Max-Planck-Institut für Festkörperforschung
Hearing in the House of Lords with the Parliamentary Under-Secretary of State, Department of Trade and Industry, Lord Reay
Lord Erroll of Hale asked Her Majesty's Government:
What steps they are taking to encourage the use of Buckminsterfullerene in
science and industry.
Lord Reay: My Lords, the Government have been following with interest the emergence of Buckminsterfullerene and support research currently being undertaken of at Sussex University through the Science and Engineering Research Council. However, it must be left to the judgement of firms whether they wish to pursue research into commercial applications of Buckminsterfullerene and other fullerenes.
Lord Erroll of Hale: My Lords, I thank my noble friend for his Answer, which is good as far as it goes. Can he not offer more substantial support in this country for the development of this exciting new form of carbon? It is already being manufactured in no fewer than three factories in the United States.

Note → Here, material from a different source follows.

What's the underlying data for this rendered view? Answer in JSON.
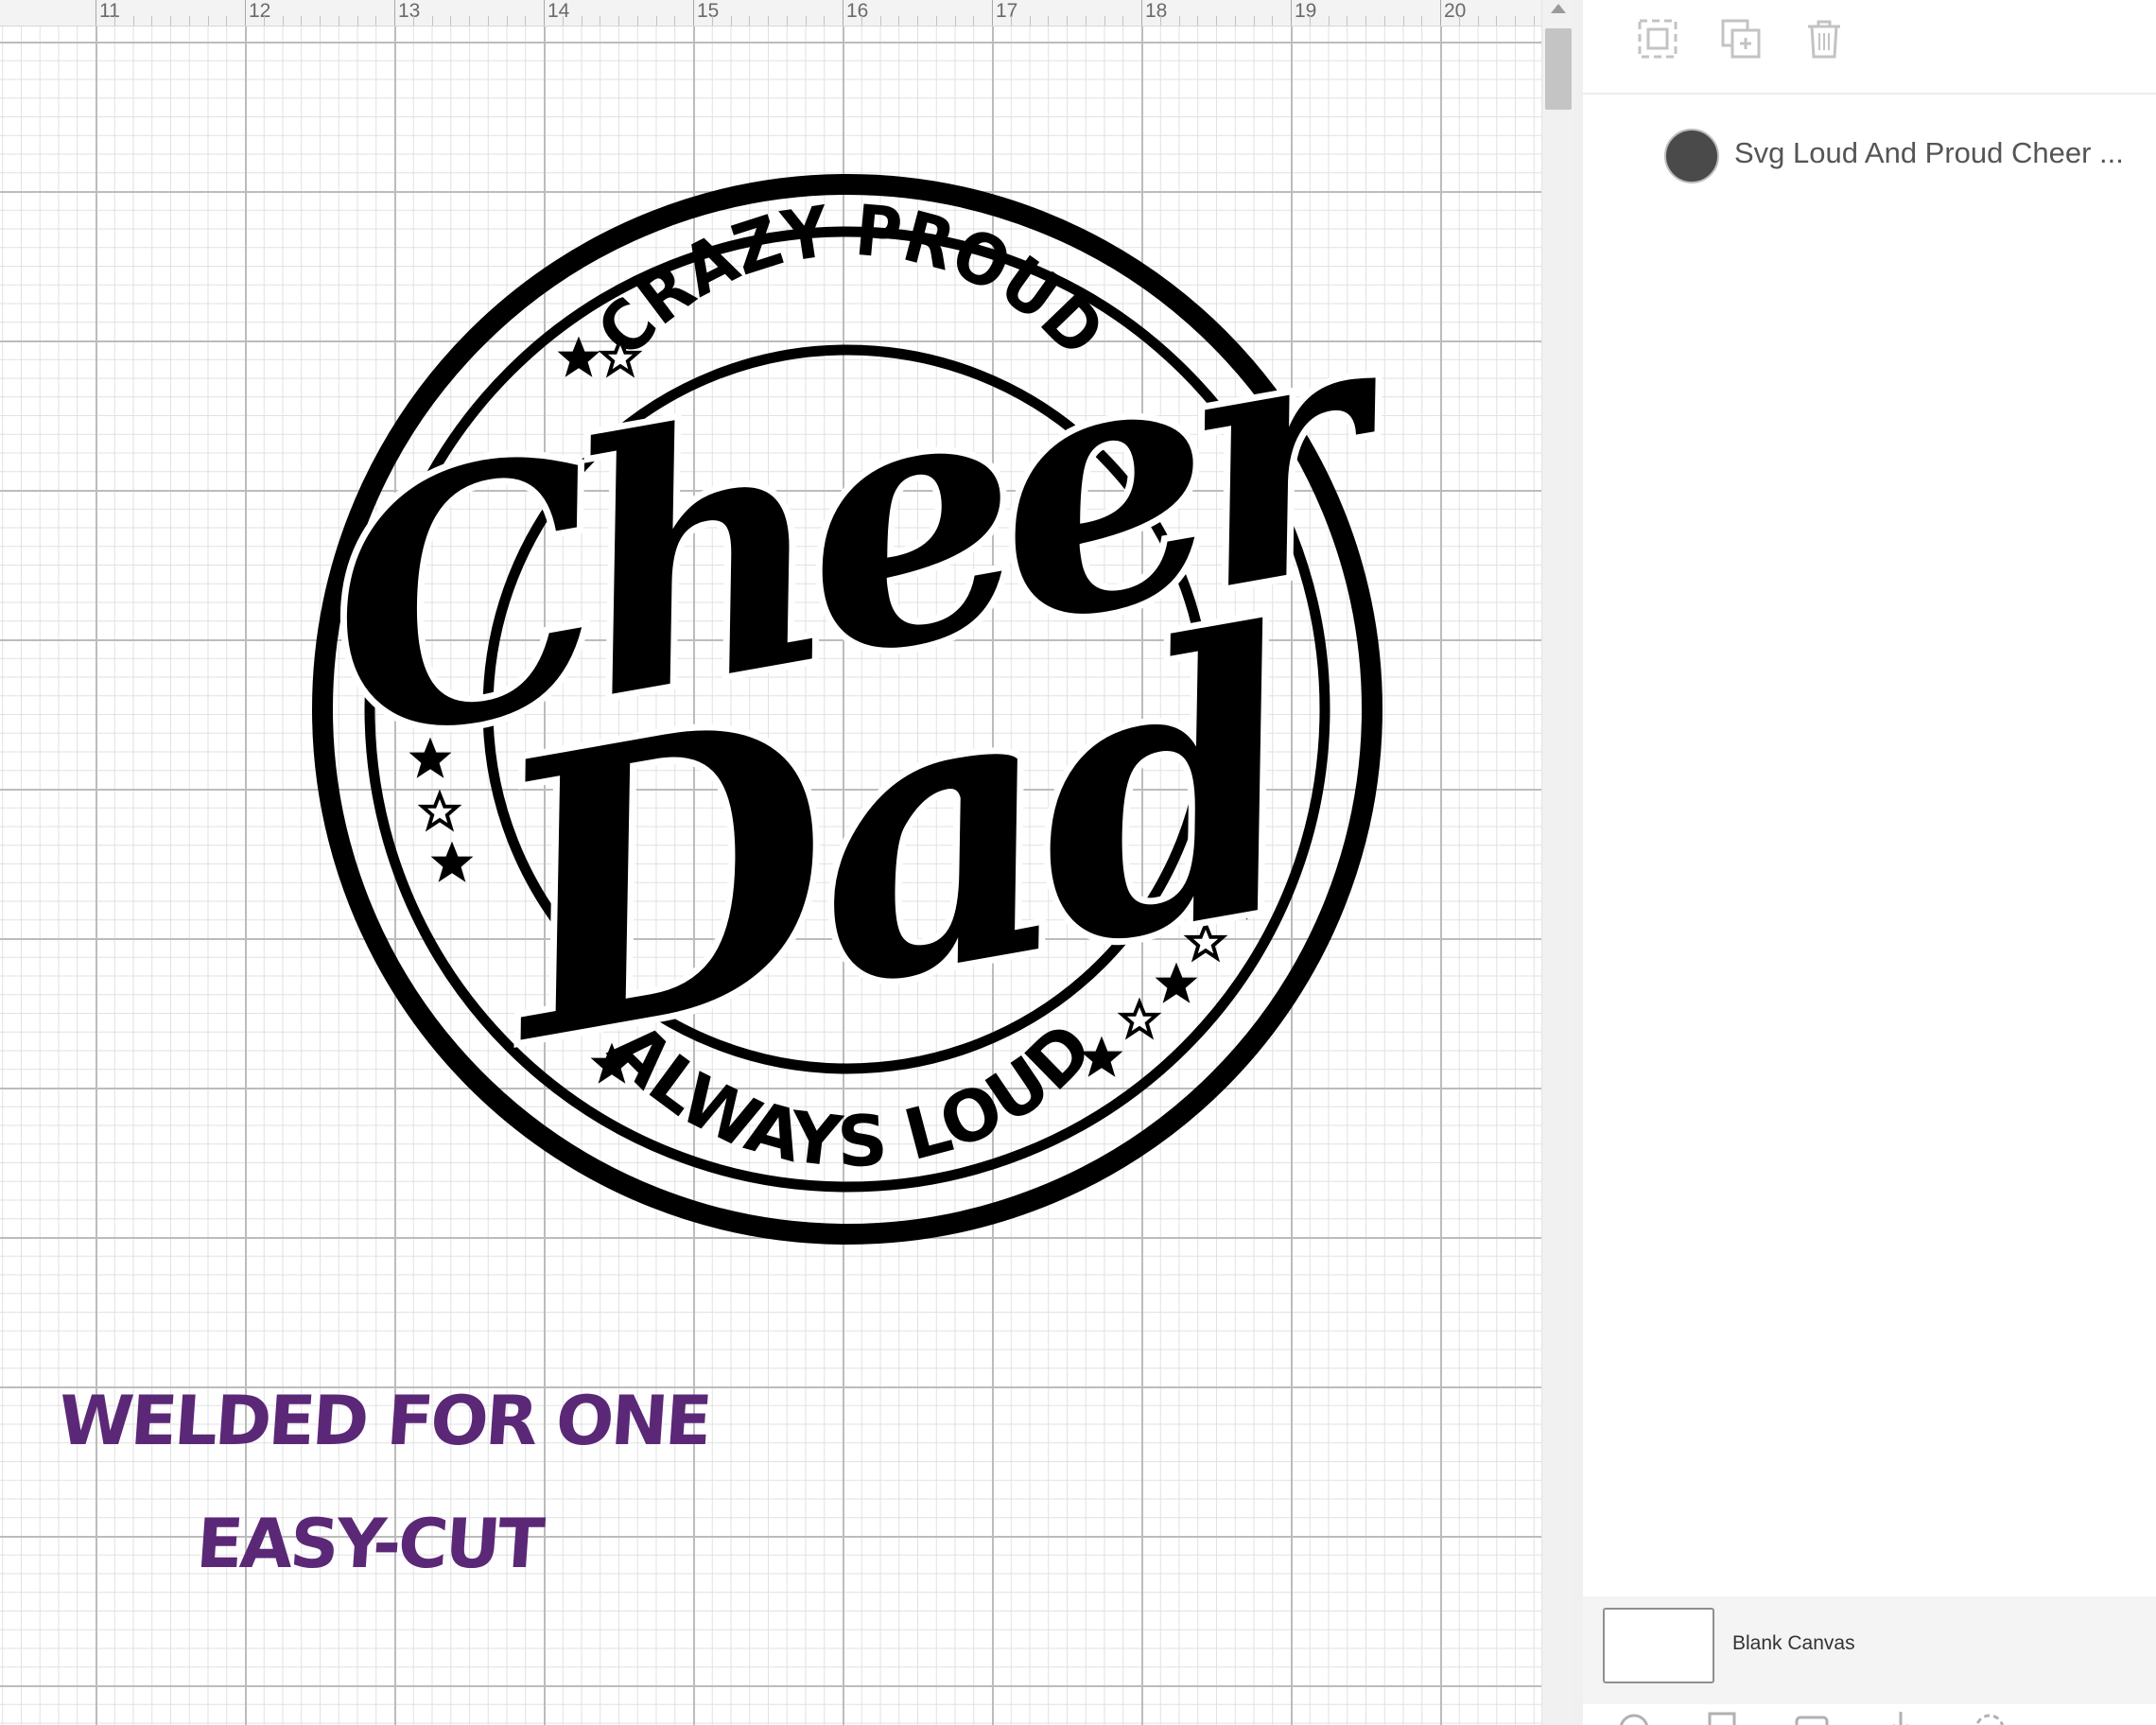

Lord Reay: My Lords, as I said, the Government continue to fund academic research into Buckminsterfullerenes at Sussex University. Many grants have been made available since 1986 which have gone towards that research. SERC also supports a number of researchers investigating the theoretical aspects of chemical bonding relating to fullerenes. The Government funding for collaborative research between industry and the academic world into the commercial application of Buckminsterfullerenes may be available also under Link (through which the state matches private investment in specific research topics) or other schemes.
Baroness Seear: My Lords, forgive my ignorance, but can the noble Lord say whether this thing is animal, vegetable or mineral?
Lord Reay: My Lords, I am glad the noble Baroness asked that question. I can say that Buckminsterfullerene is a molecule composed of 60 carbon atoms known to chemists as C60. Those atoms form a closed cage made up of 12 pentagons and 20 hexagons that fit together like the surface of a football.
Lord Williams of Elvel: My Lords, is the noble Lord aware, in supplementing his Answer, that the football-shaped carbon molecule is also known, for some extraordinary reason as "Bucky ball "? It created a considerable stir within the scientific community. As the British Technology Group either has been, or is shortly to be, privatised, is this not a case that should be taken up by the privatised BTG as a British invention?
Lord Reay: My Lords, the privatised BTG will be free to take that decision. We do not feel that it is for the Government to say whether or not Buckminsterfullerenes have commercial usages, nor whether companies should become involved. It must be up to them.
Lord Renton: My Lords, is it the shape of a rugger football or a soccer football?
Lord Reay: My Lords, I believe it is the shape of a soccer football. Professor Kroto, whose group played a significant part in the development of Buckminsterfullerenes, described it as bearing the same relationship to a football as a football does to the earth. In other words, it is an extremely small molecule.
Lord Campbell of Alloway: My Lords, what does it do?
Lord Reay: My Lords, it is thought that it may have several possible uses; for batteries, as a lubricant or as a semi-conductor. All that is speculation. It may turn out to have no uses at all.
Lord Russell: My Lords, can one say that it does nothing in particular and does it very well?
Lord Reay: That may well be the case.
Lord Callaghan of Cardiff: My Lords, where does the name come from?
Lord Reay: My Lords, it is named after the American engineer and architect, Buckminster Fuller, who developed the geodesic dome, which bears a close resemblance to the structure of the molecule.